What is the cause of the boy's late arrival at Araby?
The boy's late arrival at the bazaar called "Araby" is his uncle's fault. The boy can't leave for the bazaar until he gets some money. The adults in the story cannot understand the importance of the bazaar because they are unaware of the boy's love for Mangan's sister. The boy doesn't want to go to Araby for his own sake, but rather because he promised to buy Mangan's sister something while there. He is not only suffering from the pangs of young love, but he is also being tortured because his uncle is unusually late to arrive home. At one point his aunt says,
I'm afraid you may put off your bazaar for this night of Our Lord.
The narrator specifies that these were "the short days of winter," which would make it seem more and more impracticable to leave for the bazaar as time went on.
At nine o'clock I heard my uncle's latchkey in the hall door. I heard him talking to himself and heard the hallstand rocking when it had received the weight of his overcoat. I could interpret these signs. When he was midway through his dinner I asked him to give me the money to go to the bazaar. He had forgotten.
When the narrator says he could interpret these signs, he obviously means that when he hears his uncle talking to himself and hears the hallstand rocking under the weight of the overcoat, he knows his uncle had stayed late at some pub and gotten drunk. His uncle forgot about his promise to give the boy some money to spend at the bazaar. No doubt the boy would ordinarily have realized it was too late and too cold to be leaving at nine o'clock, especially since it might take him another hour to get there. His promise to Mangan's sister makes him feel he has an important quest and must endure all obstacles to fulfill it. The boy prudently endures another delay, waiting until his uncle is midway through his dinner before asking for the money. He hopes the food will make his uncle more sober and therefore easier to deal with. Evidently, the boy has had plenty of experience dealing with his uncle when he has been drinking. Finally, he receives a coin from his inebriated uncle, who insists on reciting The Arab's Farewell to his Steed.

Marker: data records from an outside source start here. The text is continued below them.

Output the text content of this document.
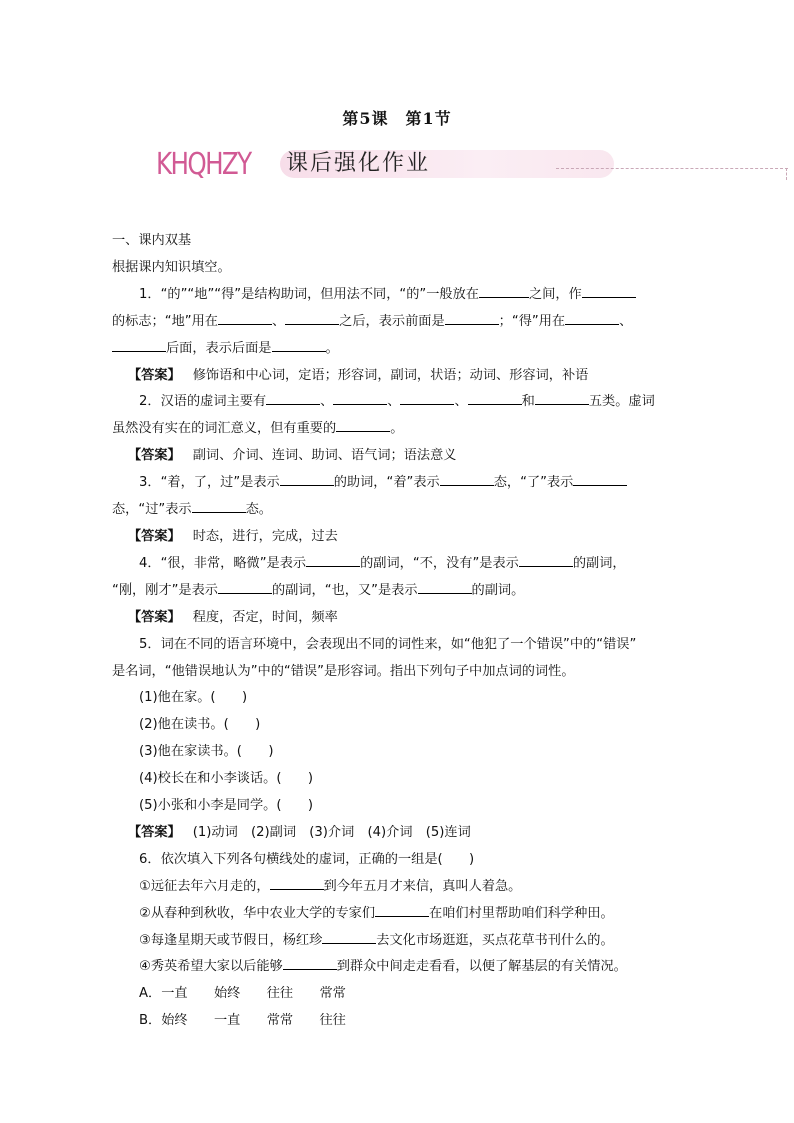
第5课　第1节
KHQHZY 课后强化作业

一、课内双基

根据课内知识填空。

1．“的”“地”“得”是结构助词，但用法不同，“的”一般放在	之间，作

的标志；“地”用在	、	之后，表示前面是	；“得”用在	、

后面，表示后面是	。

【答案】 修饰语和中心词，定语；形容词，副词，状语；动词、形容词，补语

2．汉语的虚词主要有	、	、	、	和	五类。虚词

虽然没有实在的词汇意义，但有重要的	。

【答案】 副词、介词、连词、助词、语气词；语法意义

3．“着，了，过”是表示	的助词，“着”表示	态，“了”表示

态，“过”表示	态。

【答案】 时态，进行，完成，过去

4．“很，非常，略微”是表示	的副词，“不，没有”是表示	的副词，

“刚，刚才”是表示	的副词，“也，又”是表示	的副词。

【答案】 程度，否定，时间，频率

5．词在不同的语言环境中，会表现出不同的词性来，如“他犯了一个错误”中的“错误”

是名词，“他错误地认为”中的“错误”是形容词。指出下列句子中加点词的词性。

(1)他在家。(　　)

(2)他在读书。(　　)

(3)他在家读书。(　　)

(4)校长在和小李谈话。(　　)

(5)小张和小李是同学。(　　)

【答案】 (1)动词　(2)副词　(3)介词　(4)介词　(5)连词

6．依次填入下列各句横线处的虚词，正确的一组是(　　)

①远征去年六月走的，	到今年五月才来信，真叫人着急。

②从春种到秋收，华中农业大学的专家们	在咱们村里帮助咱们科学种田。

③每逢星期天或节假日，杨红珍	去文化市场逛逛，买点花草书刊什么的。

④秀英希望大家以后能够	到群众中间走走看看，以便了解基层的有关情况。

A．一直　　始终　　往往　　常常

B．始终　　一直　　常常　　往往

I held a florin tightly in my hand as I strode down Buckingham Street towards the station.
A florin was a British silver coin worth two shillings. The train takes an intolerable amount of time to start and then seems to creep among "ruinous houses" to its destination. The boy arrives at about the time the bazaar is ready to close. It is two minutes to ten.

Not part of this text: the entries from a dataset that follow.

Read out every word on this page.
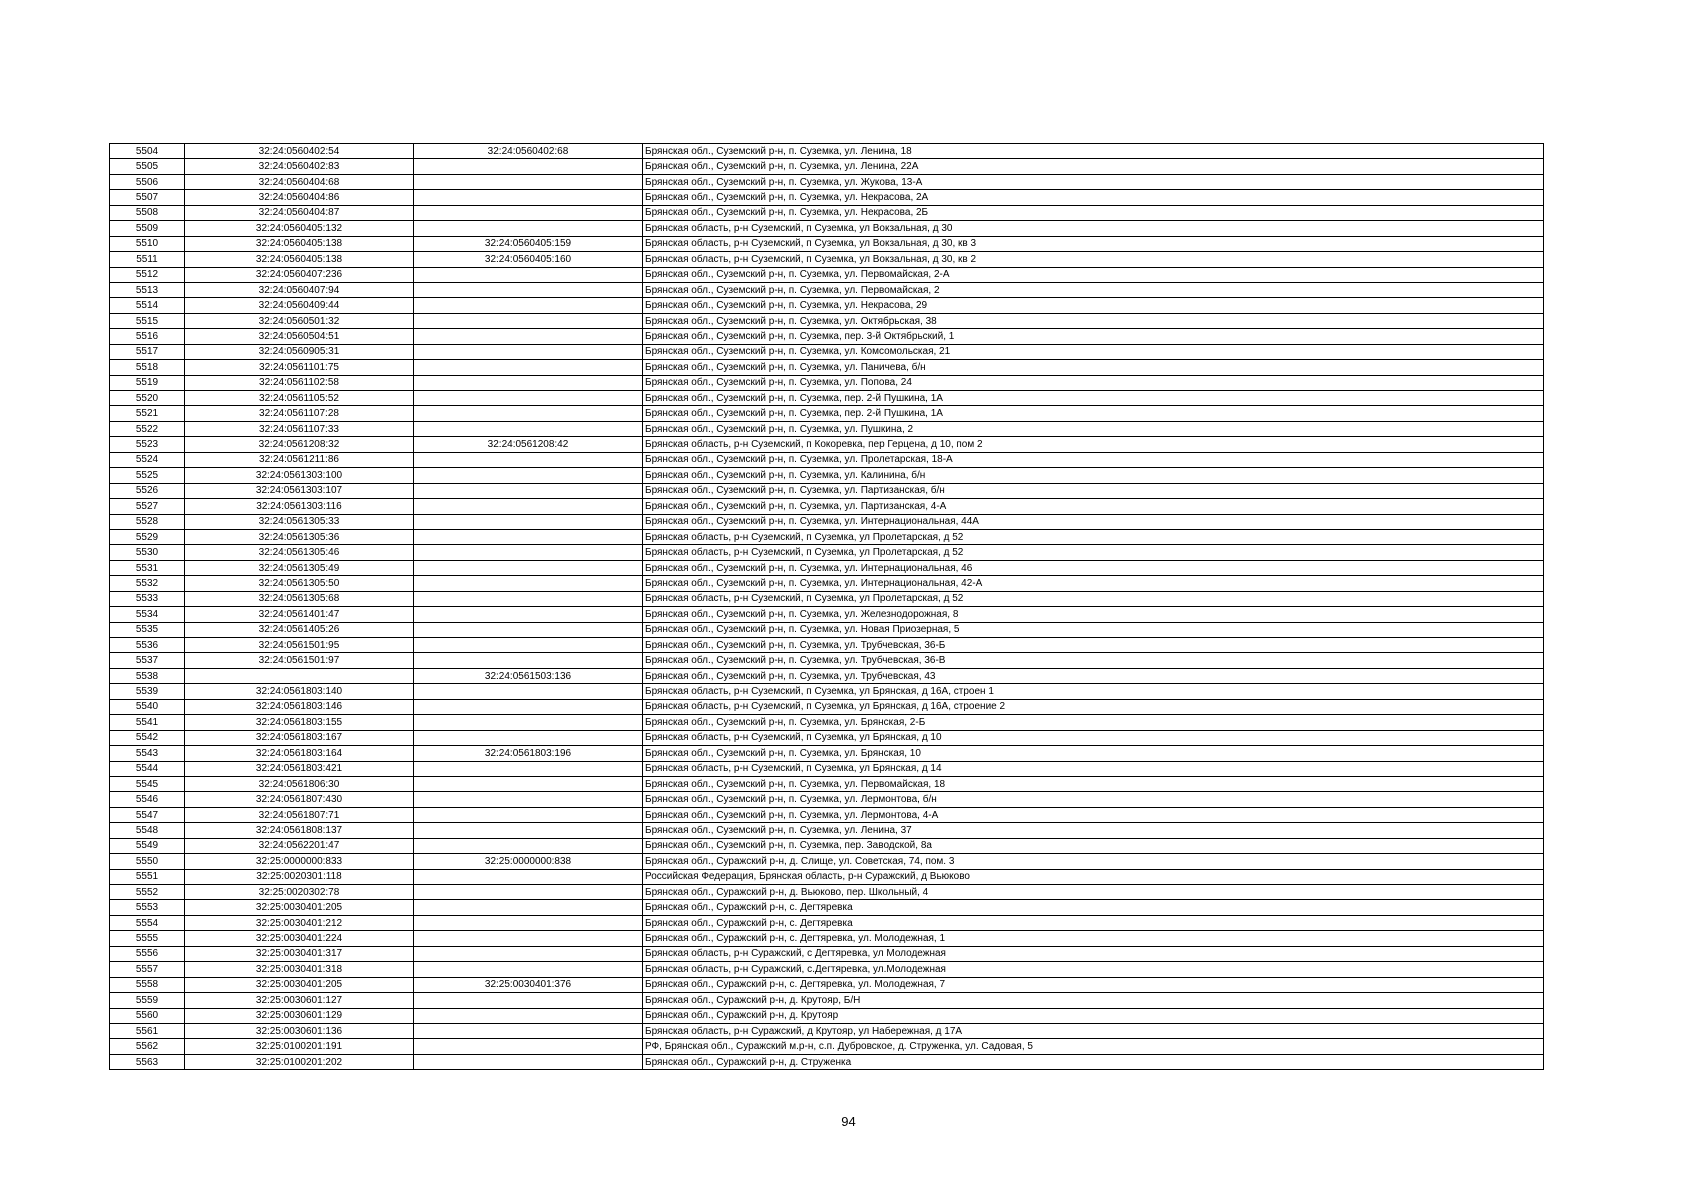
5504	32:24:0560402:54	32:24:0560402:68	Брянская обл., Суземский р-н, п. Суземка, ул. Ленина, 18
5505	32:24:0560402:83		Брянская обл., Суземский р-н, п. Суземка, ул. Ленина, 22А
5506	32:24:0560404:68		Брянская обл., Суземский р-н, п. Суземка, ул. Жукова, 13-А
5507	32:24:0560404:86		Брянская обл., Суземский р-н, п. Суземка, ул. Некрасова, 2А
5508	32:24:0560404:87		Брянская обл., Суземский р-н, п. Суземка, ул. Некрасова, 2Б
5509	32:24:0560405:132		Брянская область, р-н Суземский, п Суземка, ул Вокзальная, д 30
5510	32:24:0560405:138	32:24:0560405:159	Брянская область, р-н Суземский, п Суземка, ул Вокзальная, д 30, кв 3
5511	32:24:0560405:138	32:24:0560405:160	Брянская область, р-н Суземский, п Суземка, ул Вокзальная, д 30, кв 2
5512	32:24:0560407:236		Брянская обл., Суземский р-н, п. Суземка, ул. Первомайская, 2-А
5513	32:24:0560407:94		Брянская обл., Суземский р-н, п. Суземка, ул. Первомайская, 2
5514	32:24:0560409:44		Брянская обл., Суземский р-н, п. Суземка, ул. Некрасова, 29
5515	32:24:0560501:32		Брянская обл., Суземский р-н, п. Суземка, ул. Октябрьская, 38
5516	32:24:0560504:51		Брянская обл., Суземский р-н, п. Суземка, пер. 3-й Октябрьский, 1
5517	32:24:0560905:31		Брянская обл., Суземский р-н, п. Суземка, ул. Комсомольская, 21
5518	32:24:0561101:75		Брянская обл., Суземский р-н, п. Суземка, ул. Паничева, б/н
5519	32:24:0561102:58		Брянская обл., Суземский р-н, п. Суземка, ул. Попова, 24
5520	32:24:0561105:52		Брянская обл., Суземский р-н, п. Суземка, пер. 2-й Пушкина, 1А
5521	32:24:0561107:28		Брянская обл., Суземский р-н, п. Суземка, пер. 2-й Пушкина, 1А
5522	32:24:0561107:33		Брянская обл., Суземский р-н, п. Суземка, ул. Пушкина, 2
5523	32:24:0561208:32	32:24:0561208:42	Брянская область, р-н Суземский, п Кокоревка, пер Герцена, д 10, пом 2
5524	32:24:0561211:86		Брянская обл., Суземский р-н, п. Суземка, ул. Пролетарская, 18-А
5525	32:24:0561303:100		Брянская обл., Суземский р-н, п. Суземка, ул. Калинина, б/н
5526	32:24:0561303:107		Брянская обл., Суземский р-н, п. Суземка, ул. Партизанская, б/н
5527	32:24:0561303:116		Брянская обл., Суземский р-н, п. Суземка, ул. Партизанская, 4-А
5528	32:24:0561305:33		Брянская обл., Суземский р-н, п. Суземка, ул. Интернациональная, 44А
5529	32:24:0561305:36		Брянская область, р-н Суземский, п Суземка, ул Пролетарская, д 52
5530	32:24:0561305:46		Брянская область, р-н Суземский, п Суземка, ул Пролетарская, д 52
5531	32:24:0561305:49		Брянская обл., Суземский р-н, п. Суземка, ул. Интернациональная, 46
5532	32:24:0561305:50		Брянская обл., Суземский р-н, п. Суземка, ул. Интернациональная, 42-А
5533	32:24:0561305:68		Брянская область, р-н Суземский, п Суземка, ул Пролетарская, д 52
5534	32:24:0561401:47		Брянская обл., Суземский р-н, п. Суземка, ул. Железнодорожная, 8
5535	32:24:0561405:26		Брянская обл., Суземский р-н, п. Суземка, ул. Новая Приозерная, 5
5536	32:24:0561501:95		Брянская обл., Суземский р-н, п. Суземка, ул. Трубчевская, 36-Б
5537	32:24:0561501:97		Брянская обл., Суземский р-н, п. Суземка, ул. Трубчевская, 36-В
5538		32:24:0561503:136	Брянская обл., Суземский р-н, п. Суземка, ул. Трубчевская, 43
5539	32:24:0561803:140		Брянская область, р-н Суземский, п Суземка, ул Брянская, д 16А, строен 1
5540	32:24:0561803:146		Брянская область, р-н Суземский, п Суземка, ул Брянская, д 16А, строение 2
5541	32:24:0561803:155		Брянская обл., Суземский р-н, п. Суземка, ул. Брянская, 2-Б
5542	32:24:0561803:167		Брянская область, р-н Суземский, п Суземка, ул Брянская, д 10
5543	32:24:0561803:164	32:24:0561803:196	Брянская обл., Суземский р-н, п. Суземка, ул. Брянская, 10
5544	32:24:0561803:421		Брянская область, р-н Суземский, п Суземка, ул Брянская, д 14
5545	32:24:0561806:30		Брянская обл., Суземский р-н, п. Суземка, ул. Первомайская, 18
5546	32:24:0561807:430		Брянская обл., Суземский р-н, п. Суземка, ул. Лермонтова, б/н
5547	32:24:0561807:71		Брянская обл., Суземский р-н, п. Суземка, ул. Лермонтова, 4-А
5548	32:24:0561808:137		Брянская обл., Суземский р-н, п. Суземка, ул. Ленина, 37
5549	32:24:0562201:47		Брянская обл., Суземский р-н, п. Суземка, пер. Заводской, 8а
5550	32:25:0000000:833	32:25:0000000:838	Брянская обл., Суражский р-н, д. Слище, ул. Советская, 74, пом. 3
5551	32:25:0020301:118		Российская Федерация, Брянская область, р-н Суражский, д Вьюково
5552	32:25:0020302:78		Брянская обл., Суражский р-н, д. Вьюково, пер. Школьный, 4
5553	32:25:0030401:205		Брянская обл., Суражский р-н, с. Дегтяревка
5554	32:25:0030401:212		Брянская обл., Суражский р-н, с. Дегтяревка
5555	32:25:0030401:224		Брянская обл., Суражский р-н, с. Дегтяревка, ул. Молодежная, 1
5556	32:25:0030401:317		Брянская область, р-н Суражский, с Дегтяревка, ул Молодежная
5557	32:25:0030401:318		Брянская область, р-н Суражский, с.Дегтяревка, ул.Молодежная
5558	32:25:0030401:205	32:25:0030401:376	Брянская обл., Суражский р-н, с. Дегтяревка, ул. Молодежная, 7
5559	32:25:0030601:127		Брянская обл., Суражский р-н, д. Крутояр, Б/Н
5560	32:25:0030601:129		Брянская обл., Суражский р-н, д. Крутояр
5561	32:25:0030601:136		Брянская область, р-н Суражский, д Крутояр, ул Набережная, д 17А
5562	32:25:0100201:191		РФ, Брянская обл., Суражский м.р-н, с.п. Дубровское, д. Струженка, ул. Садовая, 5
5563	32:25:0100201:202		Брянская обл., Суражский р-н, д. Струженка
94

Nearly all the stalls were closed and the greater part of the hall was in darkness.
The contrast between the reality of the place that calls itself by the exotic name of "Araby" and the boy's expectations is the main point of the story. The boy doesn't have enough money to buy anything, even if all the stalls had been open.
I allowed the two pennies to fall against the sixpence in my pocket.
He pays a shilling to enter this closing bazaar, and most of the remainder of the florin went for train fare. He had only eight cents left to spend on a present for Mangan's sister. One of the few concessions that was still open seemed to be offering nothing but "great jars that stood like eastern guards at either side of the dark entrance to the stall."